4. How to communicate


Getting your photo taken while you “wai” Ronald McDonald is a dead “I’m a tourist” giveaway.

Everyone is family. The waitress is your sister (nong), the cab driver is your uncle (loong) and the lady selling pad Thai your aunt (bpaa).The “wai” is the traditional Thai greeting. Put your hands together in a prayer-like position and give a bow. Culture dictates that the younger person wais the older one when greeting them.

It’s also a nice way to say “thank-you” but don’t go around wai-ing everyone. Locals might think it’s cute when tourists do that, but it’s an instant sign you’re a noob.

Ladies, when speaking end everything in “ka.” Boys say “krup.”

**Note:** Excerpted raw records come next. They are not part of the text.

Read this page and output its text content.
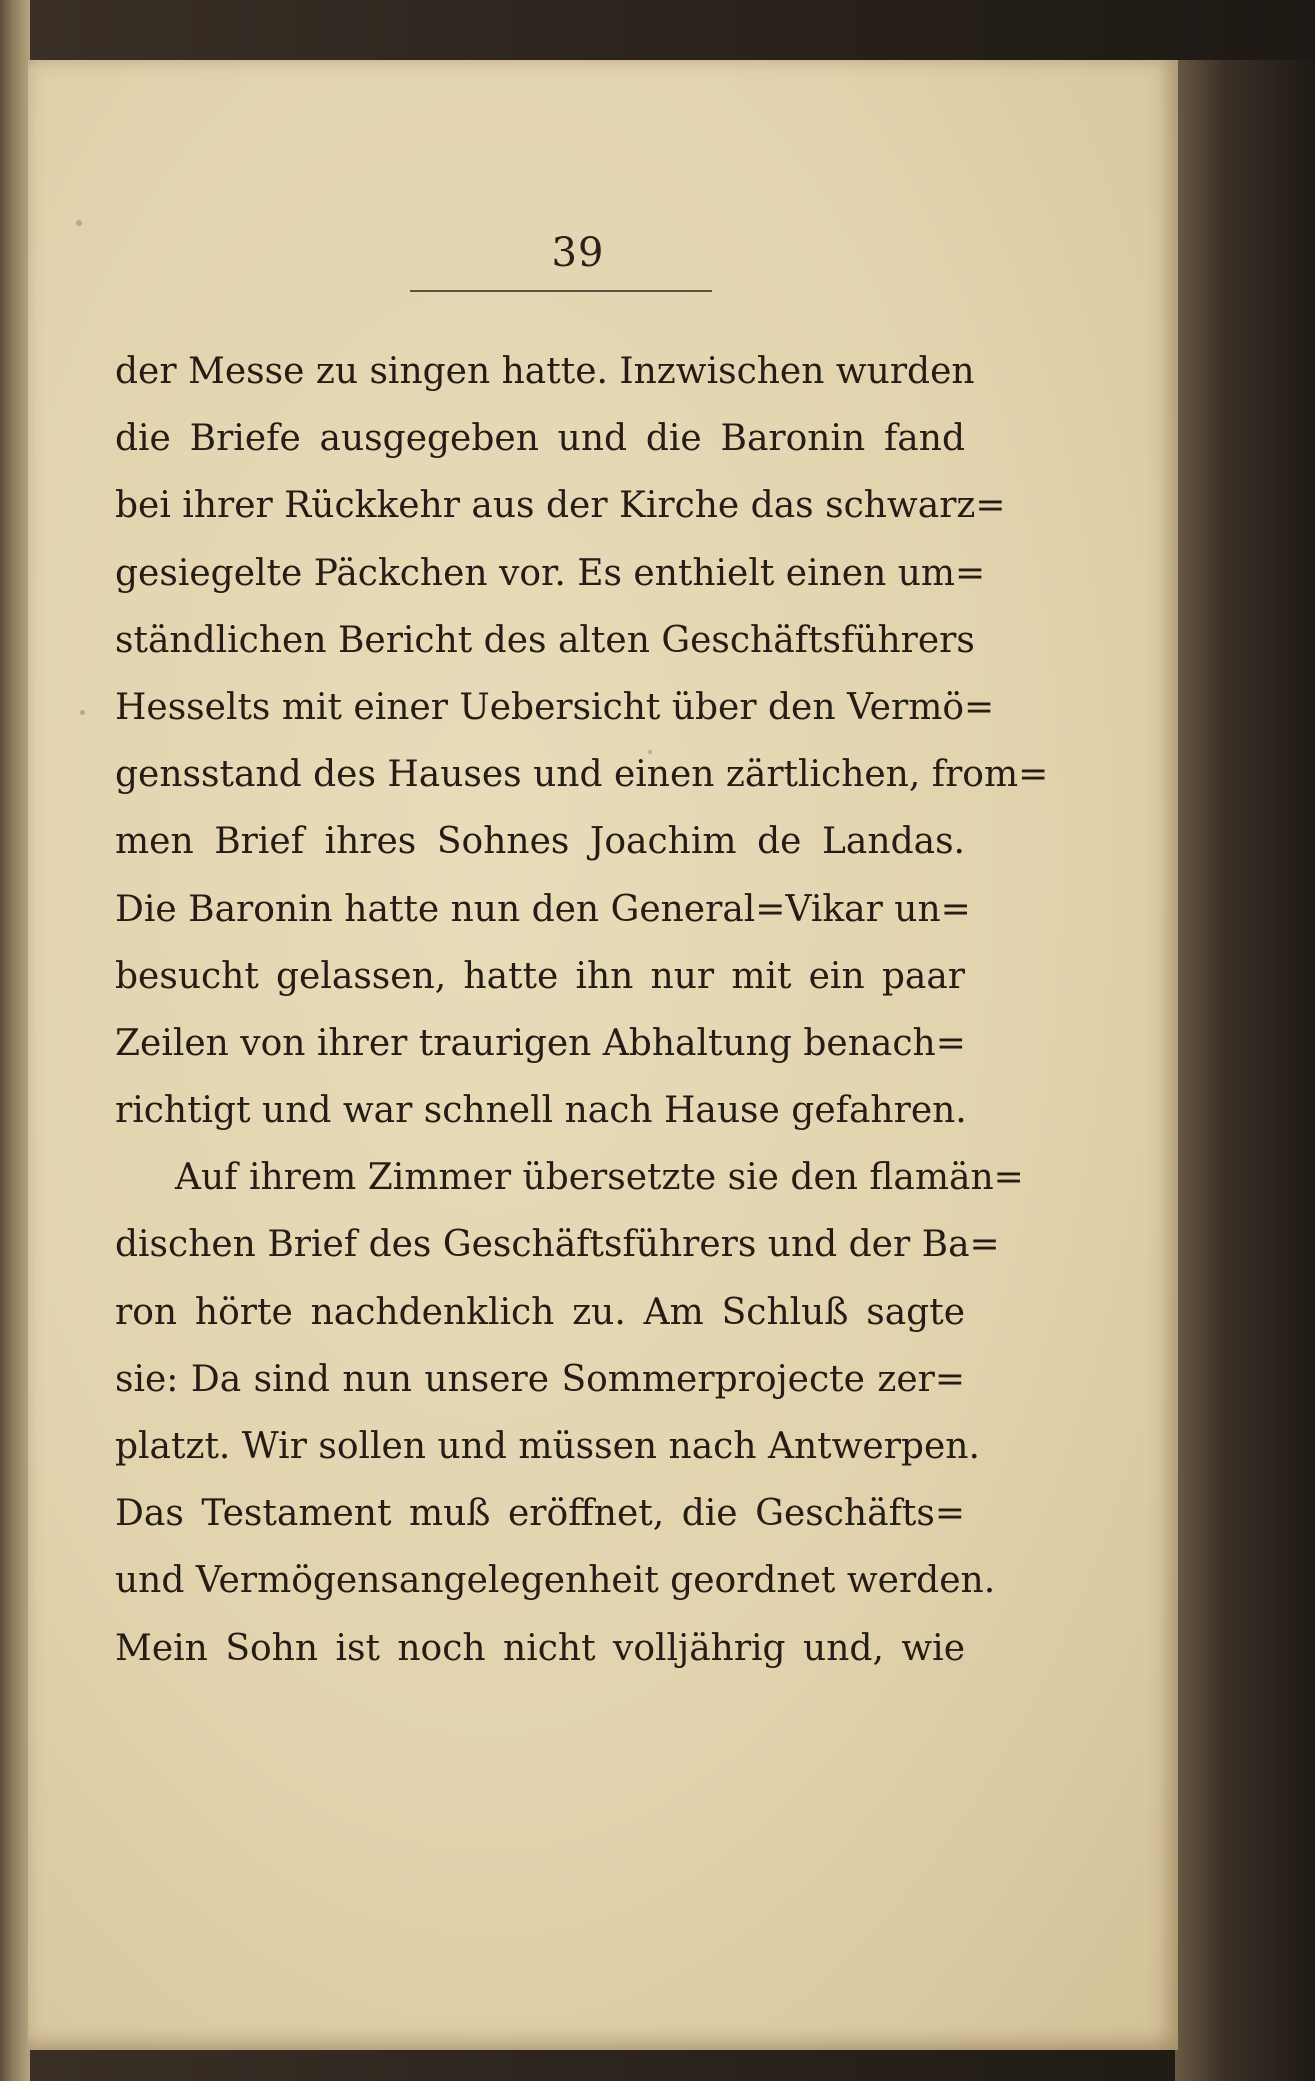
39
der Messe zu singen hatte. Inzwischen wurden
die Briefe ausgegeben und die Baronin fand
bei ihrer Rückkehr aus der Kirche das schwarz=
gesiegelte Päckchen vor. Es enthielt einen um=
ständlichen Bericht des alten Geschäftsführers
Hesselts mit einer Uebersicht über den Vermö=
gensstand des Hauses und einen zärtlichen, from=
men Brief ihres Sohnes Joachim de Landas.
Die Baronin hatte nun den General=Vikar un=
besucht gelassen, hatte ihn nur mit ein paar
Zeilen von ihrer traurigen Abhaltung benach=
richtigt und war schnell nach Hause gefahren.
Auf ihrem Zimmer übersetzte sie den flamän=
dischen Brief des Geschäftsführers und der Ba=
ron hörte nachdenklich zu. Am Schluß sagte
sie: Da sind nun unsere Sommerprojecte zer=
platzt. Wir sollen und müssen nach Antwerpen.
Das Testament muß eröffnet, die Geschäfts=
und Vermögensangelegenheit geordnet werden.
Mein Sohn ist noch nicht volljährig und, wie
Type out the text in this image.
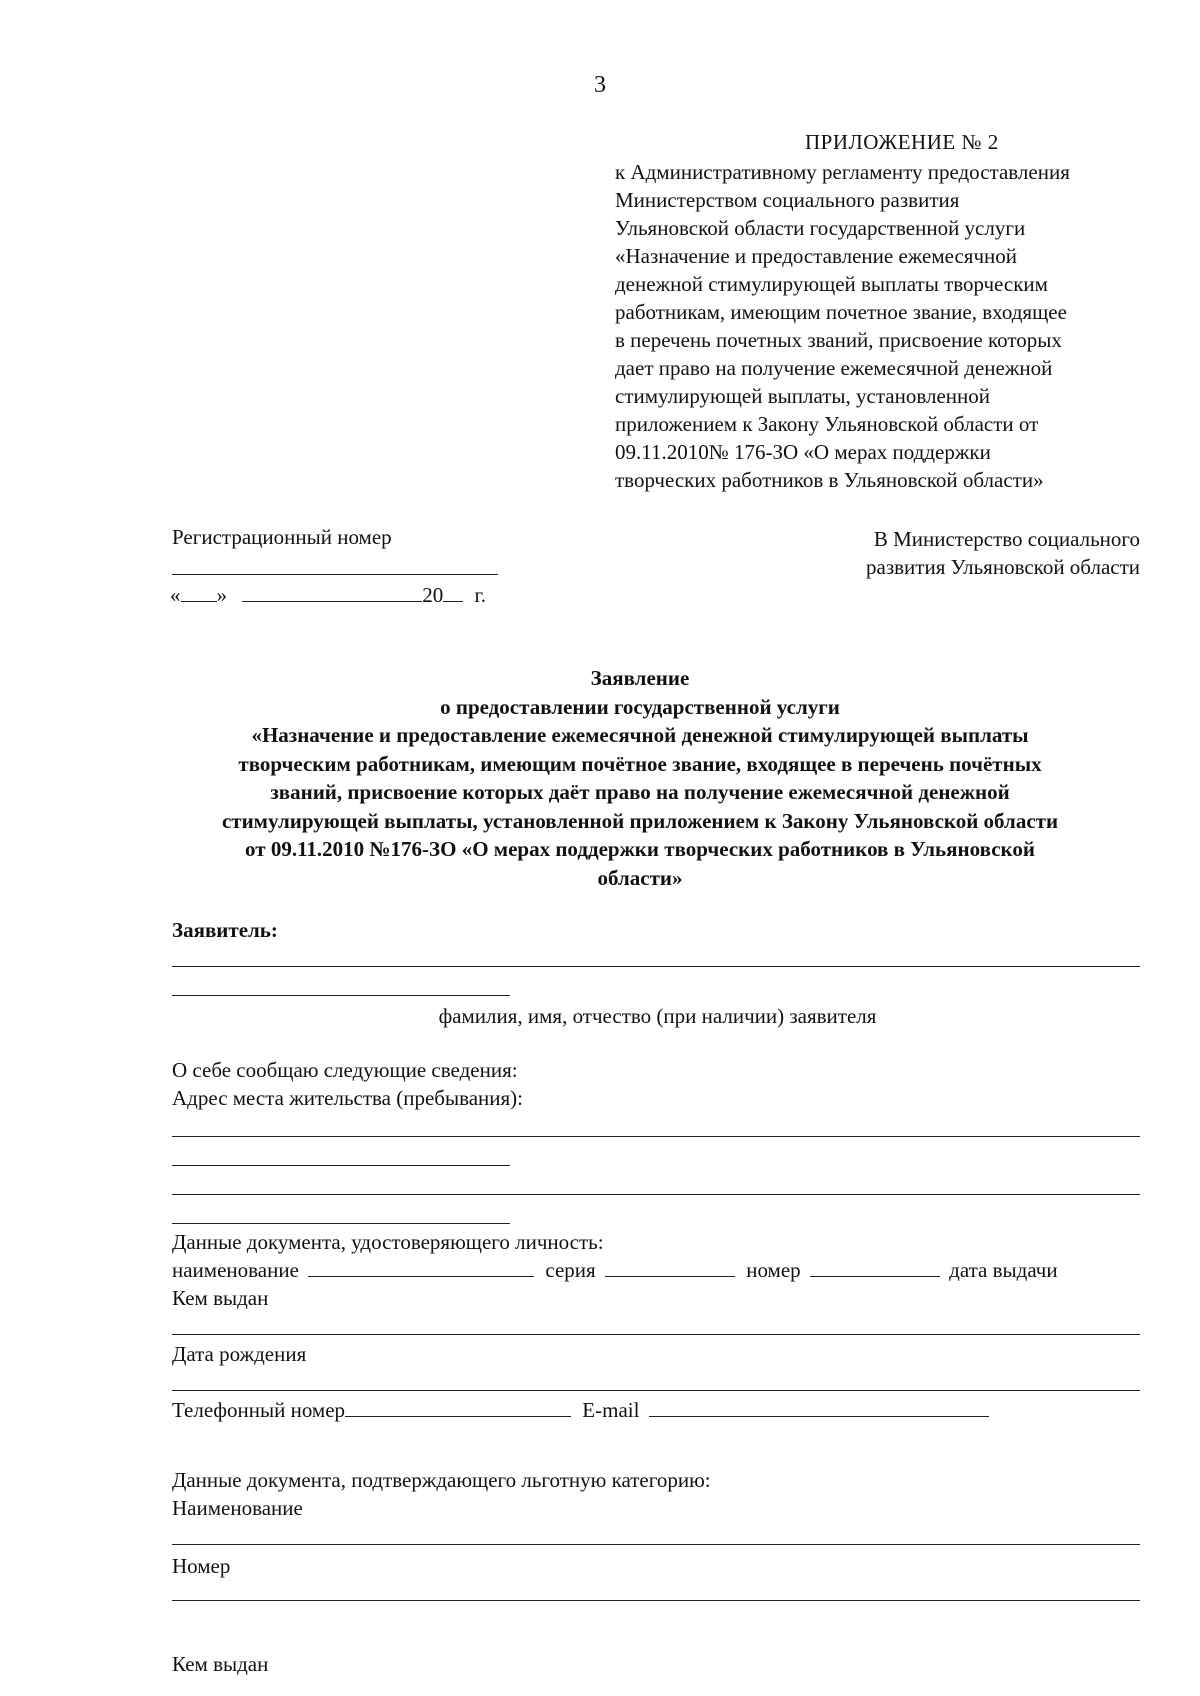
3
ПРИЛОЖЕНИЕ № 2
к Административному регламенту предоставления
Министерством социального развития
Ульяновской области государственной услуги
«Назначение и предоставление ежемесячной
денежной стимулирующей выплаты творческим
работникам, имеющим почетное звание, входящее
в перечень почетных званий, присвоение которых
дает право на получение ежемесячной денежной
стимулирующей выплаты, установленной
приложением к Закону Ульяновской области от
09.11.2010№ 176-ЗО «О мерах поддержки
творческих работников в Ульяновской области»
Регистрационный номер
« »	20 г.
В Министерство социального
развития Ульяновской области
Заявление
о предоставлении государственной услуги
«Назначение и предоставление ежемесячной денежной стимулирующей выплаты
творческим работникам, имеющим почётное звание, входящее в перечень почётных
званий, присвоение которых даёт право на получение ежемесячной денежной
стимулирующей выплаты, установленной приложением к Закону Ульяновской области
от 09.11.2010 №176-ЗО «О мерах поддержки творческих работников в Ульяновской
области»
Заявитель:
фамилия, имя, отчество (при наличии) заявителя
О себе сообщаю следующие сведения:
Адрес места жительства (пребывания):
Данные документа, удостоверяющего личность:
наименование	серия	номер	дата выдачи
Кем выдан
Дата рождения
Телефонный номер	E-mail
Данные документа, подтверждающего льготную категорию:
Наименование
Номер
Кем выдан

No matter what you’re saying, it softens it and makes it polite. For example: “Your body odor makes me nauseous, ka.”

“I don’t like you, krup.”

When sending text messages or commenting on Facebook posts, use “555” to say “ha ha ha.” The Thai word for five is pronounced “ha.”

Get it? “That’s so funny, 555.”

3. How to name yourself

Nobody in Bangkok — or Thailand, for that matter — goes by their real first name. You wouldn’t either if your moniker was 20 letters long.

Fit in by giving yourself a quirky nickname. Car brands are popular. Want to drive a Mercedes? We’ll call you “Benz.”

Like to eat apples? “Apple” it is.

Nothing is too strange as long as it’s limited to one or two syllables.

2. How to explore the city


Tuk-tuks are great for transporting cargo. And that’s about it.

Never ride a tuk-tuk unless you need to carry a load of vegetables from the market.

Go everywhere by car even if a BTS station is just a one-block walk away from where you are.

Drive. Take a taxi. Do anything to avoid the heat even if it means being stuck in traffic for two hours.

And don’t be surprised when your taxi won’t take you where you want to go. In busy places like Siam or Silom, taxis at the end of their shift want a quick fare. Some can’t be bothered getting stuck in the traffic.

If your driver offers you a flat rate instead of turning on the meter, simply get out and find another. A local would never ride in a meter-free taxi.

1. How to ride the escalators


Not in Bangkok: even Tokyo’s Stormtroopers follow the “stand left, walk right” escalator rule.

In some global cities, passengers stand on a designated side of the escalator, allowing anyone in a rush to make their way up the other side.

Don’t do that here. Nobody is in a hurry. Stand in the middle of the stairs. If someone says “excuse me,” make it clear you find their rushing socially abhorrent by rolling your eyes at them.